Her şey Bora'nın Otome oyunundan sıkılıp Youtube'a girmesiyle başlamıştı. Ne ara konu korku oyununa geldi bilinmez, son baktığımda video serisini yarılamıştık. İşin saçma yanı o da benim kadar korkuyordu, iki korkak oturup izleye izleye altımıza etmiştik resmen.

Sabah uyandığımızda kahvaltı hazırlayıp arkadaşımı evine göndermiş, tembelce üzerimi değiştirip yarı zamanlı işime gitmek için dışarı çıkmıştım. Basit bir kafede garsonluk yapıyordum. Asgari ücretle geçinen biri olarak işimden memnundum. Aslında insanlar da bu kadar fiyata mutlu olabilirlerdi ama herkes benim gibi azla yetinmeyi sevmiyordu. Anlaşılan çok da yoruma açık prensiplerim yoktu.

Toplu taşıma araçlarında bir yerlere değmeyi ya da yaslanmayı sevmezdim ama yolculuk boyunca, dünden mütevellit ağrıyan sırtımı otobüs koltuğuna yaslamak durumunda kalmıştım.

Nihayet tanıdık durağa gelince aracı durdurup aşağı indim. Hızlı adımlarımı birbirinin önüne atarken geç kalmadığım için içim rahattı. Bir yere geç kalmaktansa bir saat erken gitmeyi yeğleyenlerdendim.

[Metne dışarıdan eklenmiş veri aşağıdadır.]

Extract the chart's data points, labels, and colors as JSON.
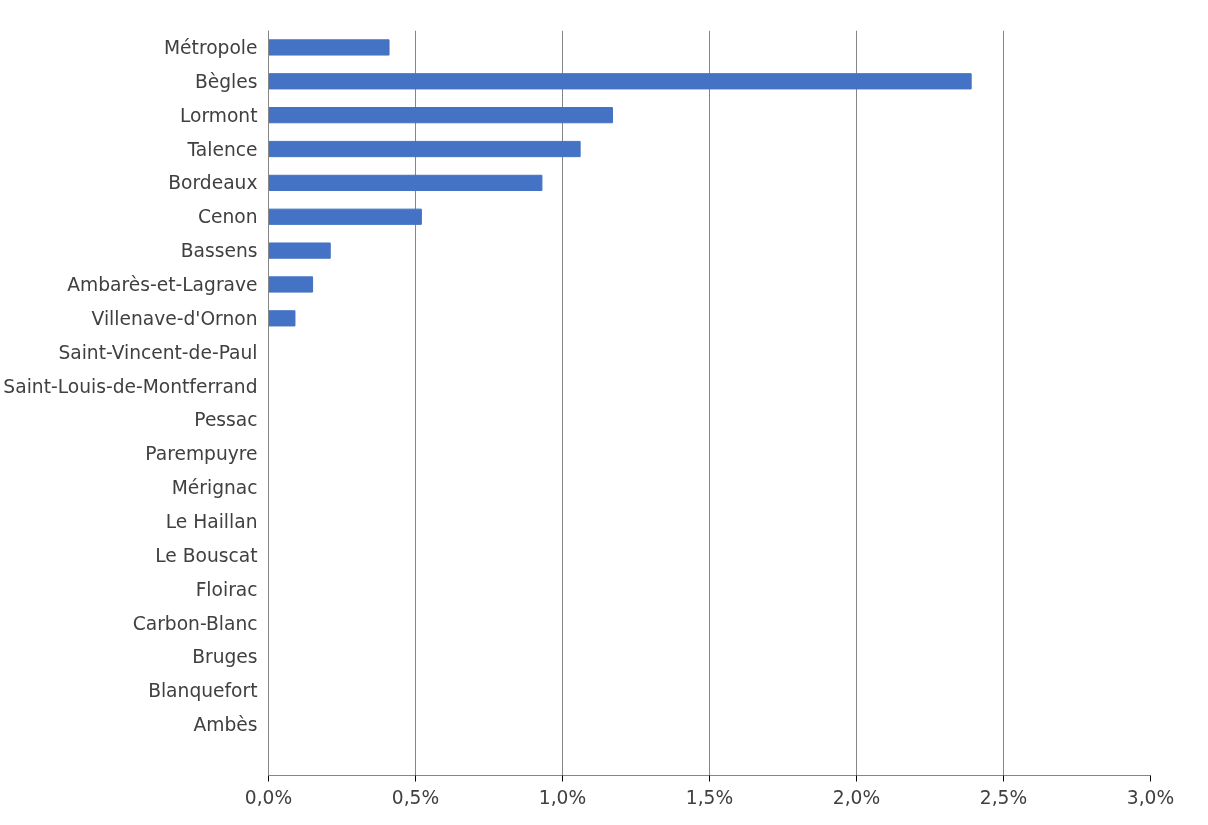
{
  "chart_data": {
    "type": "bar",
    "orientation": "horizontal",
    "categories": [
      "Métropole",
      "Bègles",
      "Lormont",
      "Talence",
      "Bordeaux",
      "Cenon",
      "Bassens",
      "Ambarès-et-Lagrave",
      "Villenave-d'Ornon",
      "Saint-Vincent-de-Paul",
      "Saint-Louis-de-Montferrand",
      "Pessac",
      "Parempuyre",
      "Mérignac",
      "Le Haillan",
      "Le Bouscat",
      "Floirac",
      "Carbon-Blanc",
      "Bruges",
      "Blanquefort",
      "Ambès"
    ],
    "values": [
      0.41,
      2.39,
      1.17,
      1.06,
      0.93,
      0.52,
      0.21,
      0.15,
      0.09,
      0,
      0,
      0,
      0,
      0,
      0,
      0,
      0,
      0,
      0,
      0,
      0
    ],
    "color": "#4472c4",
    "xlim": [
      0,
      3
    ],
    "xticks": [
      {
        "value": 0,
        "label": "0,0%"
      },
      {
        "value": 0.5,
        "label": "0,5%"
      },
      {
        "value": 1,
        "label": "1,0%"
      },
      {
        "value": 1.5,
        "label": "1,5%"
      },
      {
        "value": 2,
        "label": "2,0%"
      },
      {
        "value": 2.5,
        "label": "2,5%"
      },
      {
        "value": 3,
        "label": "3,0%"
      }
    ],
    "grid": "x"
  }
}
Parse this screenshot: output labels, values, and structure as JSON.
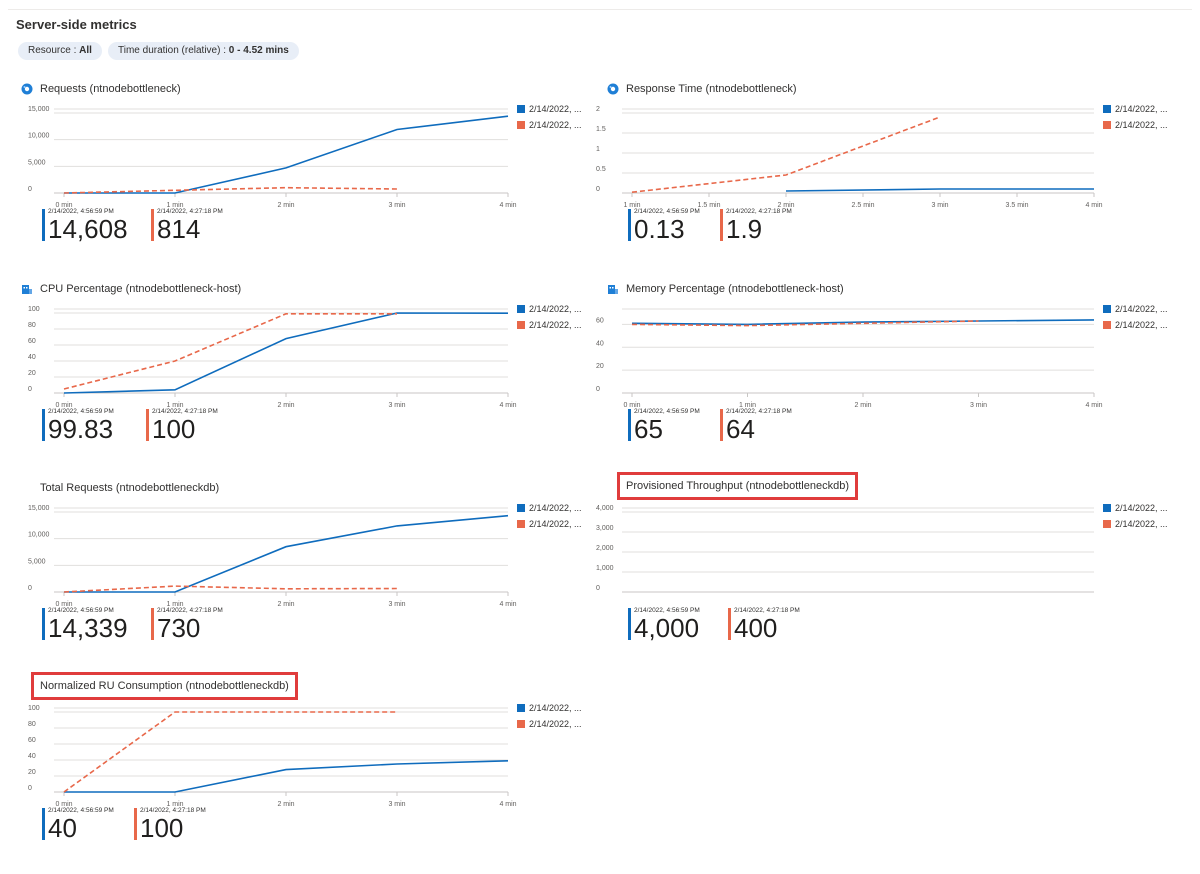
{
  "header": {
    "title": "Server-side metrics",
    "filters": [
      {
        "label": "Resource : ",
        "value": "All"
      },
      {
        "label": "Time duration (relative) : ",
        "value": "0 - 4.52 mins"
      }
    ]
  },
  "colors": {
    "series_blue": "#0f6cbd",
    "series_orange": "#e8684a",
    "highlight": "#e03c3c"
  },
  "panels": [
    {
      "title": "Requests (ntnodebottleneck)",
      "icon": "app-insights-icon",
      "legend": [
        "2/14/2022, ...",
        "2/14/2022, ..."
      ],
      "stats": [
        {
          "label": "2/14/2022, 4:56:59 PM",
          "value": "14,608"
        },
        {
          "label": "2/14/2022, 4:27:18 PM",
          "value": "814"
        }
      ]
    },
    {
      "title": "Response Time (ntnodebottleneck)",
      "icon": "app-insights-icon",
      "legend": [
        "2/14/2022, ...",
        "2/14/2022, ..."
      ],
      "stats": [
        {
          "label": "2/14/2022, 4:56:59 PM",
          "value": "0.13"
        },
        {
          "label": "2/14/2022, 4:27:18 PM",
          "value": "1.9"
        }
      ]
    },
    {
      "title": "CPU Percentage (ntnodebottleneck-host)",
      "icon": "app-service-plan-icon",
      "legend": [
        "2/14/2022, ...",
        "2/14/2022, ..."
      ],
      "stats": [
        {
          "label": "2/14/2022, 4:56:59 PM",
          "value": "99.83"
        },
        {
          "label": "2/14/2022, 4:27:18 PM",
          "value": "100"
        }
      ]
    },
    {
      "title": "Memory Percentage (ntnodebottleneck-host)",
      "icon": "app-service-plan-icon",
      "legend": [
        "2/14/2022, ...",
        "2/14/2022, ..."
      ],
      "stats": [
        {
          "label": "2/14/2022, 4:56:59 PM",
          "value": "65"
        },
        {
          "label": "2/14/2022, 4:27:18 PM",
          "value": "64"
        }
      ]
    },
    {
      "title": "Total Requests (ntnodebottleneckdb)",
      "icon": "",
      "legend": [
        "2/14/2022, ...",
        "2/14/2022, ..."
      ],
      "stats": [
        {
          "label": "2/14/2022, 4:56:59 PM",
          "value": "14,339"
        },
        {
          "label": "2/14/2022, 4:27:18 PM",
          "value": "730"
        }
      ]
    },
    {
      "title": "Provisioned Throughput (ntnodebottleneckdb)",
      "icon": "",
      "legend": [
        "2/14/2022, ...",
        "2/14/2022, ..."
      ],
      "stats": [
        {
          "label": "2/14/2022, 4:56:59 PM",
          "value": "4,000"
        },
        {
          "label": "2/14/2022, 4:27:18 PM",
          "value": "400"
        }
      ]
    },
    {
      "title": "Normalized RU Consumption (ntnodebottleneckdb)",
      "icon": "",
      "legend": [
        "2/14/2022, ...",
        "2/14/2022, ..."
      ],
      "stats": [
        {
          "label": "2/14/2022, 4:56:59 PM",
          "value": "40"
        },
        {
          "label": "2/14/2022, 4:27:18 PM",
          "value": "100"
        }
      ]
    }
  ],
  "chart_data": [
    {
      "type": "line",
      "title": "Requests (ntnodebottleneck)",
      "x_ticks": [
        "0 min",
        "1 min",
        "2 min",
        "3 min",
        "4 min"
      ],
      "xlim": [
        0,
        4
      ],
      "y_ticks": [
        "0",
        "5,000",
        "10,000",
        "15,000"
      ],
      "ylim": [
        0,
        15000
      ],
      "series": [
        {
          "name": "2/14/2022, 4:56:59 PM",
          "style": "solid",
          "x": [
            0,
            1,
            2,
            3,
            4
          ],
          "y": [
            0,
            0,
            4700,
            11900,
            14400
          ]
        },
        {
          "name": "2/14/2022, 4:27:18 PM",
          "style": "dashed",
          "x": [
            0,
            1,
            2,
            3
          ],
          "y": [
            0,
            500,
            1000,
            750
          ]
        }
      ]
    },
    {
      "type": "line",
      "title": "Response Time (ntnodebottleneck)",
      "x_ticks": [
        "1 min",
        "1.5 min",
        "2 min",
        "2.5 min",
        "3 min",
        "3.5 min",
        "4 min"
      ],
      "xlim": [
        1,
        4
      ],
      "y_ticks": [
        "0",
        "0.5",
        "1",
        "1.5",
        "2"
      ],
      "ylim": [
        0,
        2
      ],
      "series": [
        {
          "name": "2/14/2022, 4:56:59 PM",
          "style": "solid",
          "x": [
            2,
            3,
            4
          ],
          "y": [
            0.05,
            0.1,
            0.1
          ]
        },
        {
          "name": "2/14/2022, 4:27:18 PM",
          "style": "dashed",
          "x": [
            1,
            2,
            3
          ],
          "y": [
            0.02,
            0.45,
            1.9
          ]
        }
      ]
    },
    {
      "type": "line",
      "title": "CPU Percentage (ntnodebottleneck-host)",
      "x_ticks": [
        "0 min",
        "1 min",
        "2 min",
        "3 min",
        "4 min"
      ],
      "xlim": [
        0,
        4
      ],
      "y_ticks": [
        "0",
        "20",
        "40",
        "60",
        "80",
        "100"
      ],
      "ylim": [
        0,
        100
      ],
      "series": [
        {
          "name": "2/14/2022, 4:56:59 PM",
          "style": "solid",
          "x": [
            0,
            1,
            2,
            3,
            4
          ],
          "y": [
            0,
            4,
            68,
            100,
            99.8
          ]
        },
        {
          "name": "2/14/2022, 4:27:18 PM",
          "style": "dashed",
          "x": [
            0,
            1,
            2,
            3
          ],
          "y": [
            5,
            40,
            99,
            99
          ]
        }
      ]
    },
    {
      "type": "line",
      "title": "Memory Percentage (ntnodebottleneck-host)",
      "x_ticks": [
        "0 min",
        "1 min",
        "2 min",
        "3 min",
        "4 min"
      ],
      "xlim": [
        0,
        4
      ],
      "y_ticks": [
        "0",
        "20",
        "40",
        "60"
      ],
      "ylim": [
        0,
        70
      ],
      "series": [
        {
          "name": "2/14/2022, 4:56:59 PM",
          "style": "solid",
          "x": [
            0,
            1,
            2,
            3,
            4
          ],
          "y": [
            61,
            60,
            62,
            63,
            64
          ]
        },
        {
          "name": "2/14/2022, 4:27:18 PM",
          "style": "dashed",
          "x": [
            0,
            1,
            2,
            3
          ],
          "y": [
            60,
            59,
            61,
            63
          ]
        }
      ]
    },
    {
      "type": "line",
      "title": "Total Requests (ntnodebottleneckdb)",
      "x_ticks": [
        "0 min",
        "1 min",
        "2 min",
        "3 min",
        "4 min"
      ],
      "xlim": [
        0,
        4
      ],
      "y_ticks": [
        "0",
        "5,000",
        "10,000",
        "15,000"
      ],
      "ylim": [
        0,
        15000
      ],
      "series": [
        {
          "name": "2/14/2022, 4:56:59 PM",
          "style": "solid",
          "x": [
            0,
            1,
            2,
            3,
            4
          ],
          "y": [
            0,
            0,
            8500,
            12400,
            14300
          ]
        },
        {
          "name": "2/14/2022, 4:27:18 PM",
          "style": "dashed",
          "x": [
            0,
            1,
            2,
            3
          ],
          "y": [
            0,
            1100,
            600,
            650
          ]
        }
      ]
    },
    {
      "type": "line",
      "title": "Provisioned Throughput (ntnodebottleneckdb)",
      "x_ticks": [],
      "xlim": [
        0,
        4
      ],
      "y_ticks": [
        "0",
        "1,000",
        "2,000",
        "3,000",
        "4,000"
      ],
      "ylim": [
        0,
        4000
      ],
      "series": []
    },
    {
      "type": "line",
      "title": "Normalized RU Consumption (ntnodebottleneckdb)",
      "x_ticks": [
        "0 min",
        "1 min",
        "2 min",
        "3 min",
        "4 min"
      ],
      "xlim": [
        0,
        4
      ],
      "y_ticks": [
        "0",
        "20",
        "40",
        "60",
        "80",
        "100"
      ],
      "ylim": [
        0,
        100
      ],
      "series": [
        {
          "name": "2/14/2022, 4:56:59 PM",
          "style": "solid",
          "x": [
            0,
            1,
            2,
            3,
            4
          ],
          "y": [
            0,
            0,
            28,
            35,
            39
          ]
        },
        {
          "name": "2/14/2022, 4:27:18 PM",
          "style": "dashed",
          "x": [
            0,
            1,
            2,
            3
          ],
          "y": [
            0,
            100,
            100,
            100
          ]
        }
      ]
    }
  ]
}
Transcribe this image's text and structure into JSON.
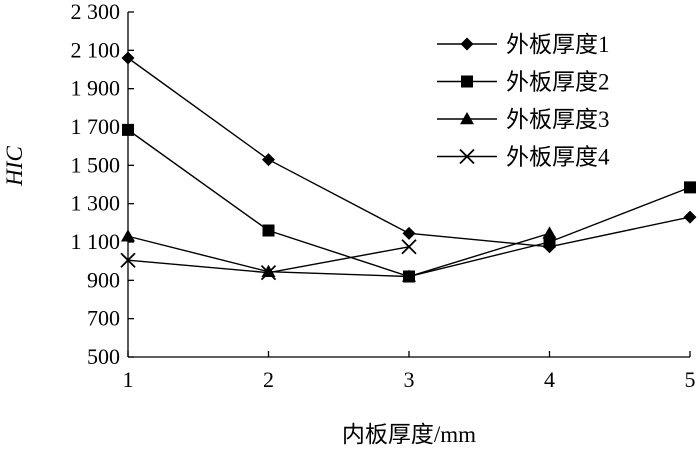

Caddenin başındaki kafeden içeri girdiğimde beni yoğun bir kahve ve rutubet kokusu karşıladı. Kahve değil ama rutubet kokusuna bayıldığım için derin derin iç çektim. Kısmen boş olan alanda ilerleyip telefonuyla ilgilenen kasiyer arkadaşıma seslendim. ''Günaydın Ecem!''

Ekrana eğdiği başını kaldırdı ve beni tanıyarak gülümsedi. ''Sana da günaydın Onat.''

Kendisi acayip dar kıyafetler giyen mor saçlı bir kızdı. Benden üç yaş daha küçüktü, liseyi bitirir bitirmez bu işe girmişti. İkimiz de gündüzde çalıştığımız için biraz kaynaşma fırsatı bulmuştuk. Kafa bir kızdı.

''Patron henüz gelmedi mi?'' diye sordum kasayı es geçip arka taraftaki odalara yürürken.

''Henüz gelmedi, bugün biraz gecikme ihtimali varmış.''

Ecem'in cümlesinin sonunu dinledikten sonra giyinme odasına girip iletişimimizi kestim. Üzerinde kendi ismim olan kıyafet dolabını açıp siyah renkli tişörtle pantolonumu çıkardım. Kıyafet değiştirme faslı bittikten sonra cüzdanımı dolaba koydum, yaka kartımı göğsümün soluna iliştirip dolabı geri kitledim. Telefonumu cebime sıkıştırmadan önce sesini kıstım, patron beni iki kez uyarmıştı bu konuda.

Giyinme odasından çıkıp lobiye geldiğimde birkaç müşterinin kafeye giriş yaptığını gördüm. Kasaya yaklaşıp ''Başlayalım mı?'' diye sordum. En azından ben siparişleri alana kadar hazır olması gerekiyordu.

''Başlayabiliriz, sorun değil.''

Onayımı alıp önce malzeme dolabının olduğu köşeye geçtim, oradan birisi ıslak diğeri kuru iki bez kaptım. Bezlerle tüm masaları silerken gelmiş olan müşterilere düşünmeleri için zaman tanıdım. Masaları güzelce temizledikten sonra tuzluk ve şekerlikleri düzelttim. Bazıları devrilmiş ve kapağı çıkanlar ortalığa dağılmıştı. Onlarla da işim bitince siparişleri aldım, kafeye aç geldikleri için kahvaltı istemişlerdi.

Gözlerimle üstünü karaladığım not kağıdımı şöyle bir geçerken Şef'in yanına koşturdum. Aslında adı Ahmet Abi'ydi ama çalışanlar hep Şef diye seslenirdi ona. Yaptığı tost gibi basit yemekler de olsa tadını hep çok iyi tuttururdu. Müşteriler severdi ondan kahvaltı istemeyi.